Due to the trend of accessibility in travel, it’s no surprise that it has become one of the fastest-growing economic sectors in the world, contributing over a trillion U.S. dollars to the country’s gross domestic product each year. This influx in cash also drags a bad reputation along with it- one of selfish capitalism, urbanization, and tacky families in matching tropical button-ups and khakis. As this week marks my first year serving as the Director of Tourism of a mountainous county in Central Washington, I thought I would note how my perspective has shifted on the pros and cons of this multifaceted topic. 

Many people think tourism is just putting a brand on an area and then capitalizing on it, but I believe that tourism is bolstering the things that make a place loved and having the selfless heart to watch that discovery continue outside of our own experience. I’ve always been fascinated with a sense of “place,” both metaphorically and physically, traveling to diverse destinations and asking myself how each one made me feel. It wasn’t until my experience in digital marketing merged with a love for community that I discovered the beauty in destination marketing- in discovering the best of a region and sharing it.

Tourism starts with promotion or highlighting what makes a destination unique and worth-visiting to influence the decision making of potential travelers. This starts by learning about the local culture, history, various industries, and micro-niches, to highlight what our worldview might cover- touching it all and inviting anyone to experience it. 

It’s true, tourism is often followed by development to handle the pressure of visitors, but the truth is our overall population increases every year regardless. Traffic increases, grocery store lines stretch down isles, and construction sites expend 24-hour crews to keep up with the natural demand of the many people on our earth. Sure, tourism plays a part in exposed secret spots and crowded beaches, but acting like it’s the sole reason why the places we love might have changed over time is simply delusional. The second half of tourism is helping manage tourists- what would happen if our national parks didn’t have pull-off areas and designated trails to experience? How would people see and photograph our nation’s most grand landscapes without stomping all over the natural vegetation?

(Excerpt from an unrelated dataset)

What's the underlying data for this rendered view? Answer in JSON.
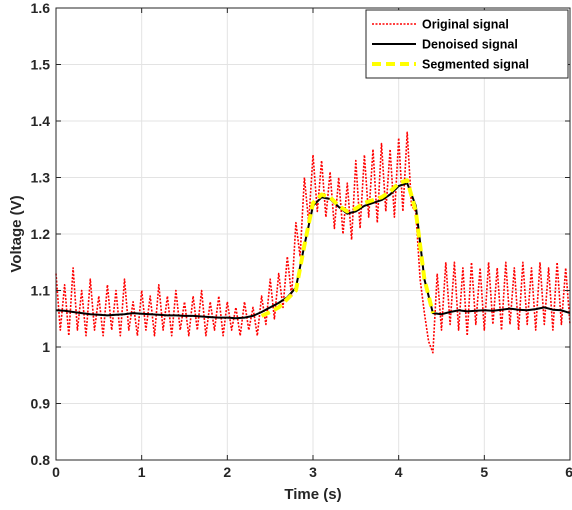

Tourism does not always equal tacky urbanization
In more rural areas, highlighting the components of a community while developing things to do doesn’t always mean destroying the natural elements. An example of this can be found on the western side of Washington state. The Vance Creek Railriders developed a 13-mile railroad ride that winds through Shelton’s farmlands and forests, giving visitors an authentic Washington experience while utilizing an otherwise abandoned railroad. 

Balancing impact
“It’s inevitable,” can be a heavy excuse, especially for professionals in this industry. I believe that when we do anything that impacts others, even if it will happen regardless, it’s important for those of us in tourism to get involved in the communities we may be causing harm to and help offset our impact in the ways we can. This could be in the form of sitting on boards and committees of organizations that help to preserve the environment, volunteering in different parts of the community, educating travelers on how to recreate responsibly, or helping to identify areas of improvement on an infrastructural level, ensuring that these important areas remain protected and maintained, as opposed to being destroyed over time.

Community advantages
Tourism provides a source of employment for us Americans, contributing to over 5 million jobs each year in the US alone. Here in Washington, tourism is our fourth-largest industry generating over $21.4 billion in annual revenues and providing $1.8 billion in state and local taxes. On an even more local level, the travel economy helps allow the american dream to be more accessible as the need for new businesses and services increases. Vacationers from larger cities help support small businesses in rural communities, putting food on the table and establishing opportunities for families that trickle-down over generations. Tourism can even enhance and continue the feeling of pride that locals feel towards their communities and traditions- sharing their stories and culture, and in turn, keeping them alive.

Tourism has long been esteemed by world leaders as a driver of peace and security through understanding, and a catapult of civic pride by encouraging cultivation and sharing of local customs, food, and traditions. Development is imminent, and I believe we can view tourism through a lens of opportunity; connecting us to the places we visit and the communities we call home.

What are your thoughts on the pros and cons of tourism?